Paul Ryan Upends Republican Hopes and Plans for Midterm Elections

WASHINGTON — Fifteen months after Republicans took full control of Washington, the man once seen as central to the party’s upbeat and inclusive future is abandoning one of the most powerful jobs in the capital, imperiling the G.O.P. grip on the House and signaling that the political convulsions of the Trump era are upending the conservative movement.

House Speaker Paul D. Ryan’s retirement announcement on Wednesday blindsided many House Republican candidates and their campaign leaders who expected him to help them win the midterm elections in November. His decision to leave Congress at 48 also sent an undeniably pessimistic message to his party: That neither the House speaker nor President Trump has shown any real ability to bridge the internal tensions that have plagued congressional Republicans for years and made it difficult for the party to forge consensus on policy beyond the unifying issue of taxes.

But for House Republicans, and for a White House bracing for a potential Democratic impeachment inquiry, the more immediate and ominous impact of Mr. Ryan’s retirement was unmistakable: He has made it more difficult for his party to keep control of the House, where Republicans currently hold a 23-seat majority. With one decision, Mr. Ryan has turned an already difficult midterm election into a precarious task for his remaining colleagues.

“This is the nightmare scenario,” said former Representative Thomas M. Davis, a Virginia Republican. “Everybody figured he’d just hang in there till after the election.”

Mr. Ryan’s exit is a destabilizing blow to Republicans’ 2018 plans on nearly every front. He has been the party’s most important fund-raiser in the House, attending fund-raisers nearly every night he is in Washington and raising more than $54 million so far for this election. In contrast to a president who embraces chaos, Mr. Ryan has also been a reassuring figure for the business community and a source of perceived stability for restless lawmakers pondering retirement.

And Mr. Ryan has been the most important voice on the right calling for a campaign message focused on the economy and taxes, rather than the hard-right culture war issues Mr. Trump delights in stoking.

Mr. Ryan indicated to advisers that he knows retiring will create political difficulties for the party but that he felt he could not in good conscience commit to another full two-year term, according to two Republicans familiar with the conversations.

Yet his explanation is of little comfort to those Republicans on the ballot this year who were expecting Mr. Ryan to raise millions for and campaign with lawmakers across the country. Even though he vowed to colleagues on Wednesday that he would keep fulfilling those political responsibilities, he will not be nearly as big a draw at fund-raisers now that he is a lame duck.

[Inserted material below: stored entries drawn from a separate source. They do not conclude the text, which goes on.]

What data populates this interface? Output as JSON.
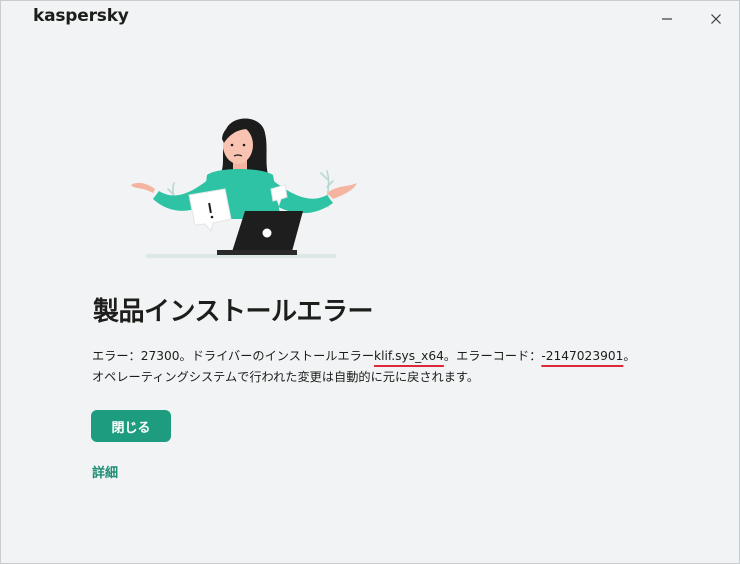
{
  "window": {
    "app_logo": "kaspersky"
  },
  "main": {
    "heading": "製品インストールエラー",
    "message": {
      "line1_prefix": "エラー：27300。ドライバーのインストールエラー",
      "driver_name": "klif.sys_x64",
      "line1_middle": "。エラーコード：",
      "error_code": "-2147023901",
      "line1_suffix": "。",
      "line2": "オペレーティングシステムで行われた変更は自動的に元に戻されます。"
    },
    "close_button_label": "閉じる",
    "details_link_label": "詳細"
  },
  "colors": {
    "accent": "#1e9c80",
    "link": "#1e8c74",
    "highlight_underline": "#e0283c",
    "background": "#f1f3f4"
  },
  "icons": {
    "minimize": "minimize-icon",
    "close": "close-window-icon"
  }
}
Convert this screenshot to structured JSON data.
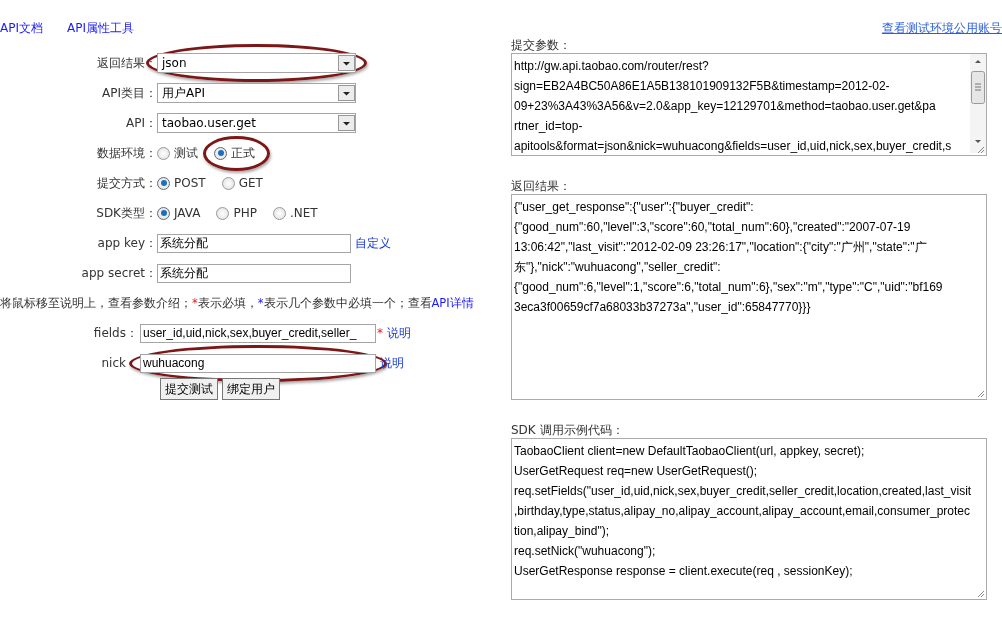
{
  "top_links": [
    {
      "label": "API文档"
    },
    {
      "label": "API属性工具"
    }
  ],
  "account_link": "查看测试环境公用账号",
  "form": [
    {
      "kind": "select",
      "label": "返回结果：",
      "value": "json",
      "highlighted": true
    },
    {
      "kind": "select",
      "label": "API类目：",
      "value": "用户API",
      "highlighted": false
    },
    {
      "kind": "select",
      "label": "API：",
      "value": "taobao.user.get",
      "highlighted": false
    },
    {
      "kind": "radio",
      "label": "数据环境：",
      "options": [
        {
          "label": "测试",
          "selected": false,
          "highlighted": false
        },
        {
          "label": "正式",
          "selected": true,
          "highlighted": true
        }
      ]
    },
    {
      "kind": "radio",
      "label": "提交方式：",
      "options": [
        {
          "label": "POST",
          "selected": true,
          "highlighted": false
        },
        {
          "label": "GET",
          "selected": false,
          "highlighted": false
        }
      ]
    },
    {
      "kind": "radio",
      "label": "SDK类型：",
      "options": [
        {
          "label": "JAVA",
          "selected": true,
          "highlighted": false
        },
        {
          "label": "PHP",
          "selected": false,
          "highlighted": false
        },
        {
          "label": ".NET",
          "selected": false,
          "highlighted": false
        }
      ]
    },
    {
      "kind": "input",
      "label": "app key：",
      "value": "系统分配",
      "link": "自定义",
      "highlighted": false
    },
    {
      "kind": "input",
      "label": "app secret：",
      "value": "系统分配",
      "highlighted": false
    }
  ],
  "hint": {
    "text_1": "将鼠标移至说明上，查看参数介绍；",
    "required_mark": "*",
    "text_2": " 表示必填，",
    "optional_mark": "*",
    "text_3": " 表示几个参数中必填一个；查看",
    "link": "API详情"
  },
  "params": [
    {
      "label": "fields：",
      "value": "user_id,uid,nick,sex,buyer_credit,seller_",
      "required_mark": "*",
      "link": "说明",
      "highlighted": false
    },
    {
      "label": "nick：",
      "value": "wuhuacong",
      "link": "说明",
      "highlighted": true
    }
  ],
  "buttons": [
    "提交测试",
    "绑定用户"
  ],
  "panels": [
    {
      "kind": "scroll",
      "label": "提交参数：",
      "lines": [
        "http://gw.api.taobao.com/router/rest?",
        "sign=EB2A4BC50A86E1A5B138101909132F5B&timestamp=2012-02-",
        "09+23%3A43%3A56&v=2.0&app_key=12129701&method=taobao.user.get&pa",
        "rtner_id=top-",
        "apitools&format=json&nick=wuhuacong&fields=user_id,uid,nick,sex,buyer_credit,s"
      ]
    },
    {
      "kind": "plain",
      "label": "返回结果：",
      "lines": [
        "{\"user_get_response\":{\"user\":{\"buyer_credit\":",
        "{\"good_num\":60,\"level\":3,\"score\":60,\"total_num\":60},\"created\":\"2007-07-19",
        "13:06:42\",\"last_visit\":\"2012-02-09 23:26:17\",\"location\":{\"city\":\"广州\",\"state\":\"广",
        "东\"},\"nick\":\"wuhuacong\",\"seller_credit\":",
        "{\"good_num\":6,\"level\":1,\"score\":6,\"total_num\":6},\"sex\":\"m\",\"type\":\"C\",\"uid\":\"bf169",
        "3eca3f00659cf7a68033b37273a\",\"user_id\":65847770}}}"
      ]
    },
    {
      "kind": "plain",
      "label": "SDK 调用示例代码：",
      "lines": [
        "TaobaoClient client=new DefaultTaobaoClient(url, appkey, secret);",
        "UserGetRequest req=new UserGetRequest();",
        "req.setFields(\"user_id,uid,nick,sex,buyer_credit,seller_credit,location,created,last_visit",
        ",birthday,type,status,alipay_no,alipay_account,alipay_account,email,consumer_protec",
        "tion,alipay_bind\");",
        "req.setNick(\"wuhuacong\");",
        "UserGetResponse response = client.execute(req , sessionKey);"
      ]
    }
  ]
}
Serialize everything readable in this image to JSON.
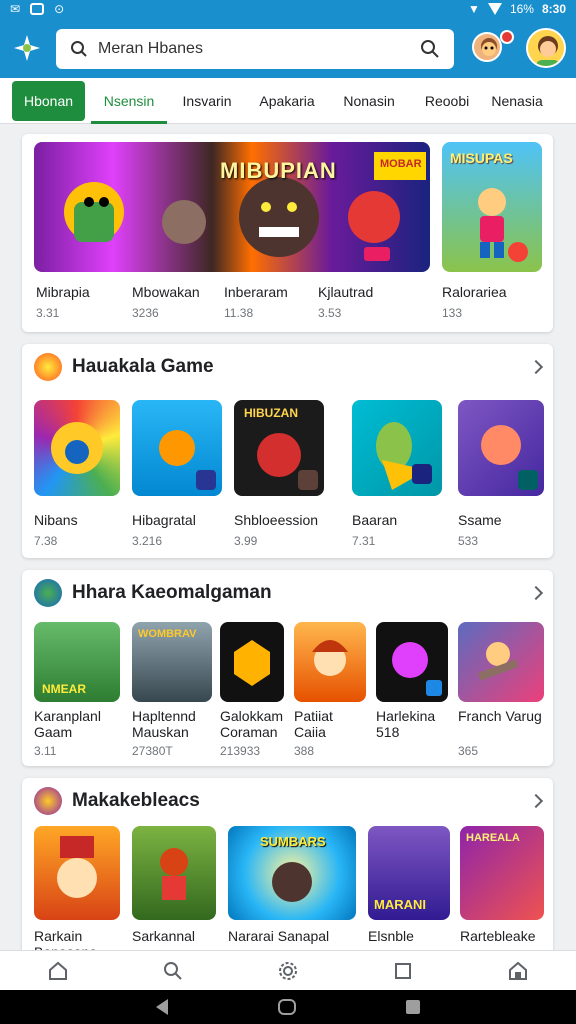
{
  "status_bar": {
    "left_icons": [
      "notification-icon",
      "notification-icon",
      "notification-icon"
    ],
    "signal": "16%",
    "time": "8:30"
  },
  "app_bar": {
    "search_placeholder": "Meran Hbanes"
  },
  "tabs": [
    "Hbonan",
    "Nsensin",
    "Insvarin",
    "Apakaria",
    "Nonasin",
    "Reoobi",
    "Nenasia"
  ],
  "featured": {
    "banner_text": "MIBUPIAN",
    "banner_badge": "MOBAR",
    "right_tile_text": "MISUPAS",
    "items": [
      {
        "name": "Mibrapia",
        "meta": "3.31"
      },
      {
        "name": "Mbowakan",
        "meta": "3236"
      },
      {
        "name": "Inberaram",
        "meta": "11.38"
      },
      {
        "name": "Kjlautrad",
        "meta": "3.53"
      },
      {
        "name": "Ralorariea",
        "meta": "133"
      }
    ]
  },
  "section1": {
    "title": "Hauakala Game",
    "items": [
      {
        "name": "Nibans",
        "meta": "7.38"
      },
      {
        "name": "Hibagratal",
        "meta": "3.216"
      },
      {
        "name": "Shbloeession",
        "meta": "3.99",
        "tile_text": "HIBUZAN"
      },
      {
        "name": "Baaran",
        "meta": "7.31"
      },
      {
        "name": "Ssame",
        "meta": "533"
      }
    ]
  },
  "section2": {
    "title": "Hhara Kaeomalgaman",
    "items": [
      {
        "name": "Karanplanl Gaam",
        "meta": "3.11",
        "tile_text": "NMEAR"
      },
      {
        "name": "Hapltennd Mauskan",
        "meta": "27380T",
        "tile_text": "WOMBRAV"
      },
      {
        "name": "Galokkam Coraman",
        "meta": "213933"
      },
      {
        "name": "Patiiat Caiia",
        "meta": "388"
      },
      {
        "name": "Harlekina 518",
        "meta": ""
      },
      {
        "name": "Franch Varug",
        "meta": "365"
      }
    ]
  },
  "section3": {
    "title": "Makakebleacs",
    "items": [
      {
        "name": "Rarkain Banasana",
        "meta": ""
      },
      {
        "name": "Sarkannal",
        "meta": ""
      },
      {
        "name": "Nararai Sanapal",
        "meta": "",
        "tile_text": "SUMBARS"
      },
      {
        "name": "Elsnble",
        "meta": "",
        "tile_text": "MARANI"
      },
      {
        "name": "Rartebleake",
        "meta": "",
        "tile_text": "HAREALA"
      }
    ]
  },
  "bottom_nav": [
    "home-icon",
    "search-icon",
    "settings-icon",
    "library-icon",
    "store-icon"
  ]
}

Former Representative Thomas M. Reynolds of New York, a former chairman of the Republicans’ House campaign committee, said that Mr. Ryan had effectively scrambled the party’s fund-raising machinery and that other, lower-profile leaders would have to pick up the slack.

“It will be a difficult task for Paul to hold his strong, vibrant fund-raising,” Mr. Reynolds said. “When you’re a lame duck, it changes those dynamics.”

And with the candidate filing period still open in 19 states, Mr. Ryan has lost any real power to convince other wavering Republicans that they must run again.